The case began with a murder conviction in Hamburg in 2021, secured partly on the basis of an AI-generated facial recognition match that placed the defendant at the scene. When the defence requested the source code and training data behind the matching algorithm, the software vendor refused on commercial confidentiality grounds. The Bundesgerichtshof has now ruled, unanimously, that commercial confidentiality cannot override a defendant's constitutional right to challenge the evidence against them.

The ruling establishes three mandatory requirements for AI-generated forensic evidence in German criminal courts: full disclosure of the algorithm's training data composition and known error rates; an independent technical audit conducted by a court-appointed expert with access to the underlying system; and a written explanation of the specific output in terms accessible to a lay jury. Where any of these cannot be provided, the evidence is inadmissible.

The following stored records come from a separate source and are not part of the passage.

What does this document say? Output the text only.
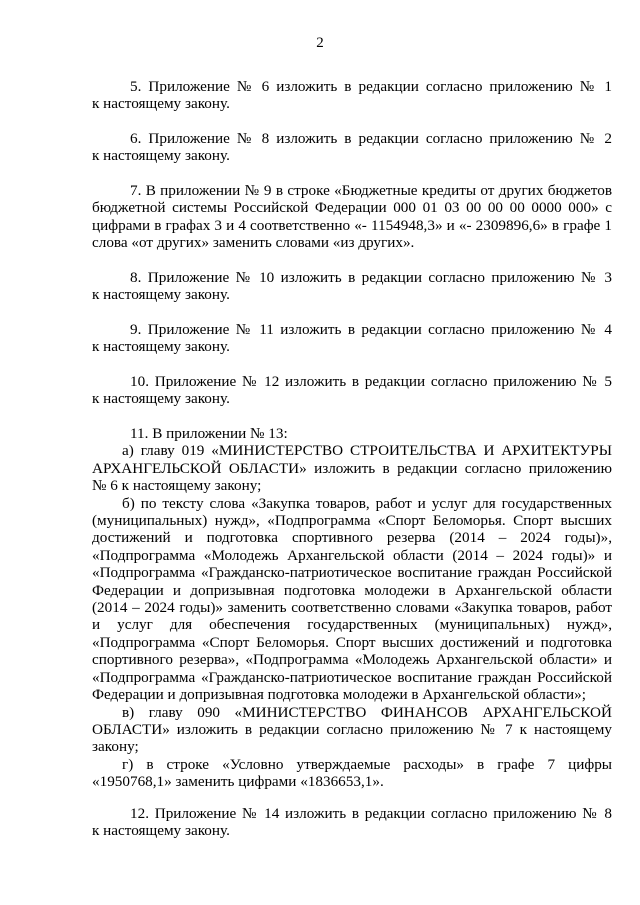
2
5. Приложение № 6 изложить в редакции согласно приложению № 1
к настоящему закону.
6. Приложение № 8 изложить в редакции согласно приложению № 2
к настоящему закону.
7. В приложении № 9 в строке «Бюджетные кредиты от других бюджетов
бюджетной системы Российской Федерации 000 01 03 00 00 00 0000 000» с
цифрами в графах 3 и 4 соответственно «- 1154948,3» и «- 2309896,6» в графе 1
слова «от других» заменить словами «из других».
8. Приложение № 10 изложить в редакции согласно приложению № 3
к настоящему закону.
9. Приложение № 11 изложить в редакции согласно приложению № 4
к настоящему закону.
10. Приложение № 12 изложить в редакции согласно приложению № 5
к настоящему закону.
11. В приложении № 13:
а) главу 019 «МИНИСТЕРСТВО СТРОИТЕЛЬСТВА И АРХИТЕКТУРЫ
АРХАНГЕЛЬСКОЙ ОБЛАСТИ» изложить в редакции согласно приложению
№ 6 к настоящему закону;
б) по тексту слова «Закупка товаров, работ и услуг для государственных
(муниципальных) нужд», «Подпрограмма «Спорт Беломорья. Спорт высших
достижений и подготовка спортивного резерва (2014 – 2024 годы)»,
«Подпрограмма «Молодежь Архангельской области (2014 – 2024 годы)» и
«Подпрограмма «Гражданско-патриотическое воспитание граждан Российской
Федерации и допризывная подготовка молодежи в Архангельской области
(2014 – 2024 годы)» заменить соответственно словами «Закупка товаров, работ
и услуг для обеспечения государственных (муниципальных) нужд»,
«Подпрограмма «Спорт Беломорья. Спорт высших достижений и подготовка
спортивного резерва», «Подпрограмма «Молодежь Архангельской области» и
«Подпрограмма «Гражданско-патриотическое воспитание граждан Российской
Федерации и допризывная подготовка молодежи в Архангельской области»;
в) главу 090 «МИНИСТЕРСТВО ФИНАНСОВ АРХАНГЕЛЬСКОЙ
ОБЛАСТИ» изложить в редакции согласно приложению № 7 к настоящему
закону;
г) в строке «Условно утверждаемые расходы» в графе 7 цифры
«1950768,1» заменить цифрами «1836653,1».
12. Приложение № 14 изложить в редакции согласно приложению № 8
к настоящему закону.
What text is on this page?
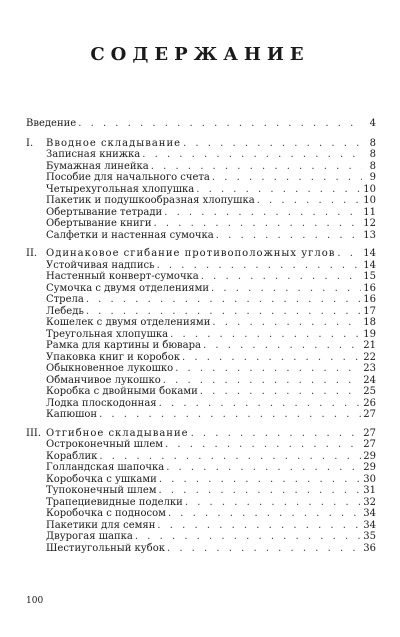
СОДЕРЖАНИЕ
Введение . . .	4
I.	Вводное складывание . . .	8
Записная книжка . . .	8
Бумажная линейка . . .	8
Пособие для начального счета . . .	9
Четырехугольная хлопушка . . .	10
Пакетик и подушкообразная хлопушка . . .	10
Обертывание тетради . . .	11
Обертывание книги . . .	12
Салфетки и настенная сумочка . . .	13
II. Одинаковое сгибание противоположных углов . . .	14
Устойчивая надпись . . .	14
Настенный конверт-сумочка . . .	15
Сумочка с двумя отделениями . . .	16
Стрела . . .	16
Лебедь . . .	17
Кошелек с двумя отделениями . . .	18
Треугольная хлопушка . . .	19
Рамка для картины и бювара . . .	21
Упаковка книг и коробок . . .	22
Обыкновенное лукошко . . .	23
Обманчивое лукошко . . .	24
Коробка с двойными боками . . .	25
Лодка плоскодонная . . .	26
Капюшон . . .	27
III. Отгибное складывание . . .	27
Остроконечный шлем . . .	27
Кораблик . . .	29
Голландская шапочка . . .	29
Коробочка с ушками . . .	30
Тупоконечный шлем . . .	31
Трапециевидные поделки . . .	32
Коробочка с подносом . . .	34
Пакетики для семян . . .	34
Двурогая шапка . . .	35
Шестиугольный кубок . . .	36
100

The practical implications are immediate. German prosecutors have identified 847 pending cases in which AI-generated evidence plays a material role, and the Federal Public Prosecution Service has announced a review of all convictions since 2018 in which such evidence was used without the transparency standards the court now requires.

Legal scholars at Humboldt University note that because Germany is the EU's largest jurisdiction, the ruling will effectively set the floor for AI evidence standards across member states ahead of the EU AI Act's criminal justice provisions entering force in 2026.

"An algorithm is not a witness," said presiding judge Dr. Petra Hofmann. "It must be examined like one."